White, corded hair cascading down their bodies is what makes Komondors one of the world’s most recognizable breeds.
Their temperament is calm and quiet until they sense danger and spring into action, fiercely guarding their home and loved ones.
As expected from dogs in the working group, the Komondor is an athletic and agile breed. They need daily exercise to stay happy and healthy, preferably in the form of free-running and walks.
The average lifespan of the Komondor is 10 to 12 years.
A powerful, heavy-boned dog, the male komondor stands at least 70 cm (27.5 inches) and weighs 45 kg (100 pounds) or more – the female is somewhat smaller.
The Komondor is covered from head to tail in heavy, tassel-like white cords, which are woolly in texture.
The coat was left tangled by Hungarian shepherds, for it provided the dog with excellent protection from the fangs of wolves and other.
Komondors were brought to Hungary by Cumans, the Turkic speaking, nomadic people who settled in Hungary during the 12th and 13th century.
The name “Komondor” derives from Koman-dor, meaning “Cuman dog”. The breed descends from Tibetan dogs and came from Asia with the Cumans, whose homeland might have been near the Yellow River.
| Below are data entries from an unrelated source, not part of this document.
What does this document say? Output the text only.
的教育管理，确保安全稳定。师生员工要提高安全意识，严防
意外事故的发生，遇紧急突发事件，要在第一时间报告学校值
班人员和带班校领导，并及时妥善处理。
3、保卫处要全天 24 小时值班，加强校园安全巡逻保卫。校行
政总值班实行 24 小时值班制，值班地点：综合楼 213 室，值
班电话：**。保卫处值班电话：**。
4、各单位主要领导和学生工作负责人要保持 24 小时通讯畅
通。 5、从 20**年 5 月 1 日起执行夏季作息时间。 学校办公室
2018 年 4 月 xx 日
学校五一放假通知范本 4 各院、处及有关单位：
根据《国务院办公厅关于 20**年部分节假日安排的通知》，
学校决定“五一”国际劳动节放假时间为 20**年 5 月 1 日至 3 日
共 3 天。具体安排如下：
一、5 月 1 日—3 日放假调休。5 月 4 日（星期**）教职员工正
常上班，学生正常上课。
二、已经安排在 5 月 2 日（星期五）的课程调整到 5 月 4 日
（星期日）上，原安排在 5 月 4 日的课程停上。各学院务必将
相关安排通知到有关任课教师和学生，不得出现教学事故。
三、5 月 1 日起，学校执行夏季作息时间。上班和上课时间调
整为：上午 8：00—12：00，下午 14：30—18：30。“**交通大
In the late 10th century, Mongols began to expand their territories at the expense of the Cumans, forcing them to move westwards. Fleeing from the Mongols, they reached the borders of Hungary in the 12th centuries. Cumans were granted asylum and settled in Hungary in 1239 under Köten Khan. Komondor remains have been found in Cuman gravesites. The name “quman-dur” means “belonging to the Cumans” or “the dog of the Cumans”, thus distinguishing it from a similar Hungarian sheepdog breed which later merged with the Komondor.
The name “Komondor” is found for the first time written in 1544 in the History of King Astiagis by Kákonyi Péter, in Hungarian. Later, in 1673, Amos Comenius mentions the Komondor in one of his works.
Many Komondors were killed during World War II and local stories say that this was because when the Germans (and then the Russians) invaded, they had to kill the dog before they could capture a farm or house that it guarded.
The Komondor began to be imported to the United States in the 1930’s and were recognized about that time by the American Kennel Club.
In 1947, the Komondor was used to acquire fresh blood in the rare South Russian Ovcharka.
A leaping Komondor is featured on the cover of the 1996 album Odelay, released by American musician Beck. Since the album was released, the image has become one of the most recognizable covers of all time.
The Komondor breed has been declared one of Hungary’s national treasures, to be preserved and protected from modification.
Today, the largest Komondor populations are in Hungary and the United States. Still rare today — the worldwide Komondor population is estimated at far less than 10,000 — the Komondor is a dog that most people have never seen.
In Hungary, the Komondor’s reputation as trustworthy guardian of the flock has earned him the title “King of the Working Dogs.”
In Hungarian, the plural form of komondor is komondorok.
Komondors are sometimes referred to as ‘mop dogs’.
The Komondor is related to the South Russian Ovcharka, the Puli and, by extension, the Pumi, the Mudi, the Polish Lowland Sheepdog, the Schapendoes, the Bearded collie, and the Old English sheepdog.
Komondors are not known to be a low-maintenance breed. Their corded hair requires special care, they need regular exercise, and they rely on strong leadership when it comes to training.
Prices vary from breeder to breeder, but current prices for pet quality Komondor puppies are in the $1,000 + dollar range, and show/breeding quality puppies are somewhat higher in price.